Ce n’est pas parce qu’il répond modestement qu’il a Bac+5 que Raphaël Thiéry Thi"rry crève l’écran. Ce Bourguignon originaire de Sainte-Colombe sur Seine, devenu Morvandiau à Anost présente en avant-première «L’homme argile» au Darcy à Dijon. Il s’est auparavant confié dans une longue interview, dans laquelle il parle cash !



A Anost, le village qui bouge le plus du Morvan, avec notamment sa traditionnelle Fête de la Vielle, il y a eu René Prétet, éminent homme de presse, il y a René Fortin, l’emblématique patron de La Galvache qui vit sa retraite… Il y a encore l’écrivain Didier Cornaille qui continue d’écrire pour ne pas s’ennuyer. Y vit aussi, de temps en temps, James Thierré, l’artiste aux 2 César et 5 Molière, petit-fils de Charlot. Mais aussi Victoria, sa maman. A Anost, passe encore, une fois par an, Mylène Farmer.

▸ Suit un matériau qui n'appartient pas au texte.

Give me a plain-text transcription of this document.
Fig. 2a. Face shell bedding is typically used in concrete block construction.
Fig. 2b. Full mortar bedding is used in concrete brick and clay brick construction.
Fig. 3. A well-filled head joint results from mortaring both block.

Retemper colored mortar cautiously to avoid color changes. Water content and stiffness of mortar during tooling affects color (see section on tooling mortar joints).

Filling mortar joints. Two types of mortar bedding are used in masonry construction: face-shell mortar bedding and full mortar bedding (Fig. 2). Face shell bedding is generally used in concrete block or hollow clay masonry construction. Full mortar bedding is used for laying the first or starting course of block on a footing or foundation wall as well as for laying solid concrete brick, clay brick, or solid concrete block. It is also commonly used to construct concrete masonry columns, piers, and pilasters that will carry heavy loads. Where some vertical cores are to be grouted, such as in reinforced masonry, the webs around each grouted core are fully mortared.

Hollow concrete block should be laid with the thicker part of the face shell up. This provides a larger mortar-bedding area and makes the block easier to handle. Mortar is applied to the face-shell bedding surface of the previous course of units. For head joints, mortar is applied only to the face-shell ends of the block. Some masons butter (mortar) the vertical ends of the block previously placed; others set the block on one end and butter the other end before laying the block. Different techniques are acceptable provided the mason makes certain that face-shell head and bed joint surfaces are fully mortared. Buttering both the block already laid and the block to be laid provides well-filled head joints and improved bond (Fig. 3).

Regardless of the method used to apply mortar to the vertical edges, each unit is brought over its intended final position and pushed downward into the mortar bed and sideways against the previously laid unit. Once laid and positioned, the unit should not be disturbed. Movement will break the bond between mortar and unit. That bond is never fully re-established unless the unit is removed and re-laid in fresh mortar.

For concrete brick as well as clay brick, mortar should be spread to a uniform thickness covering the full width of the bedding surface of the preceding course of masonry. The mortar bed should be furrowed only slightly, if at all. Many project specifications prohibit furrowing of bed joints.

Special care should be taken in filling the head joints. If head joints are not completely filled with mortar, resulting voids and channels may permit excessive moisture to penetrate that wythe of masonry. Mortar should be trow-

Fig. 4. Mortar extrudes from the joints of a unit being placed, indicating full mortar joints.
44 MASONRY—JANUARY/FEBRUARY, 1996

Eh bien comme si cela ne suffisait pas, A Anost il y a aussi Raphaël Thiéry qui s’est fait connaitre avec sa cornemuse, beaucoup. Sur les planches, pas mal. Et désormais sur les écrans de cinéma. Il a déjà monté les marches à Cannes. Et il est un des deux premiers rôles de l’Homme d’Argile, qui enchaine les avant-première, avant sa sortie officielle. Le comédien se confie dans une interview, après son passage à Sainte-Colombe et à Anost, avec des projections qui ont fait le plein. Et juste avant une avant-première au Cinéma Le Darcy à Dijon.
 
Jusqu’en quelle année, êtes-vous  resté à Sainte-Colombe ?
RAPHAEL THIERY : «J'y suis resté jusqu'à l'âge de 18 ans.

Et après ?
«Je suis parti en Fac à Dijon et je dis toujours que j’ai Bac +5, car je suis allé 5 jours en fac…»
Comment cela 5 jours ?
«J'ai vite rendu compris que la vie en Fac de géographie à Dijon, ce n'était pas pour moi. Oui, oui, ça m'a fait chier. Cette vie, ce n'était pas pour moi»

Et après ?
«J'étais pion à Laignes, dans le nord de la Côte d'Or, à mi-temps. Et puis j'en ai profité quand j'avais du temps pour faire du collectage. Et j'ai commencé à rencontrer des musiciens. On m'a dit, oh non, des musiciens traditionnels, il n'y en a plus. Ça, c'était donc en 82. Moi, ce n'est pas le genre de truc qu'il faut me dire. En fait, j'ai rencontré des musiciens. Je suis allé dans les bistrots, puis j'ai questionné les gens, puis j'ai commencé d'enregistrer. J'ai commencé à engranger du répertoire».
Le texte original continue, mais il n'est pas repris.